OpenAI’s ChatGPT reached 100M active users in just two months, setting the record for the fastest-growing application ever

As a result of this confluence of technical advancements, we are both at a genuine inflection point and the AI hype cycle is at its frothy peak. Projections of its massive economic potential and societal impact have become daily fodder for mainstream media, global think tanks, management consultancies, and LinkedIn AI influencers carpet-bombing your feed with content offering you the formula for how to 10x your productivity/revenue/followers/etc.

Inside organizations, people are feeling new pressure to harness the power of AI. While a large number of the >400K professionals impacted by tech layoffs over the past two years are wondering if AI was the job killer; especially those in ‘creative’ disciplines such as design, marketing, writing, and software engineering who see the marvels of generative AI being touted as a disruptor and threat to their craft.
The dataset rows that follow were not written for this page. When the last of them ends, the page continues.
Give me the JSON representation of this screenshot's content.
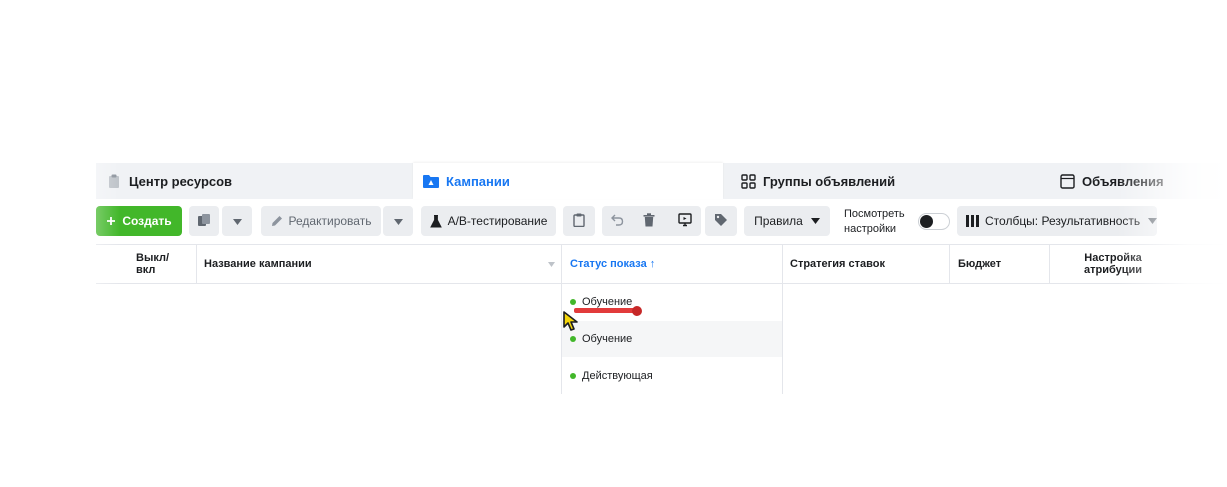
{
  "tabs": [
    {
      "label": "Центр ресурсов",
      "icon": "clipboard-icon",
      "active": false
    },
    {
      "label": "Кампании",
      "icon": "folder-icon",
      "active": true
    },
    {
      "label": "Группы объявлений",
      "icon": "grid-icon",
      "active": false
    },
    {
      "label": "Объявления",
      "icon": "ad-icon",
      "active": false
    }
  ],
  "toolbar": {
    "create_label": "Создать",
    "edit_label": "Редактировать",
    "ab_test_label": "A/B-тестирование",
    "rules_label": "Правила",
    "view_settings_line1": "Посмотреть",
    "view_settings_line2": "настройки",
    "columns_label": "Столбцы: Результативность"
  },
  "table": {
    "headers": {
      "toggle_line1": "Выкл/",
      "toggle_line2": "вкл",
      "campaign_name": "Название кампании",
      "delivery_status": "Статус показа ↑",
      "bid_strategy": "Стратегия ставок",
      "budget": "Бюджет",
      "attribution_line1": "Настройка",
      "attribution_line2": "атрибуции"
    },
    "rows": [
      {
        "status": "Обучение"
      },
      {
        "status": "Обучение"
      },
      {
        "status": "Действующая"
      }
    ]
  },
  "colors": {
    "accent": "#1877f2",
    "create_green": "#42b72a",
    "status_green": "#42b72a",
    "annotation_red": "#e23b3b"
  }
}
Cue existential dread and a collective crisis of confidence. Where do I fit in? What is my role? What will happen to this craft I’ve spent so much time and energy learning? Am I going to be replaced? When, specifically, will some kind of AI supplant humankind as the dominant intelligent species on the planet making “the very existence of the species of man a condition precarious and full of terror”? (shout out to Mary Shelley, the O.G. ‘The AI Gal’ who warned of the risks when imbuing human vitality into inanimate objects)

I don’t have the answers to these questions. And I don’t have a magic formula for success. 

However, I do have a few decades of experience honing several crafts centered on applying emerging technologies. As well as a few years of experience leading a portfolio of work at McKinsey & Company focused on evolving that firm’s operations with innovative applications of AI and on growing its capability to scale the impact of these technologies to its knowledge-intensive work. 

From this, I can draw a few observations about how to navigate the current gestalt and prepare yourself for what comes next…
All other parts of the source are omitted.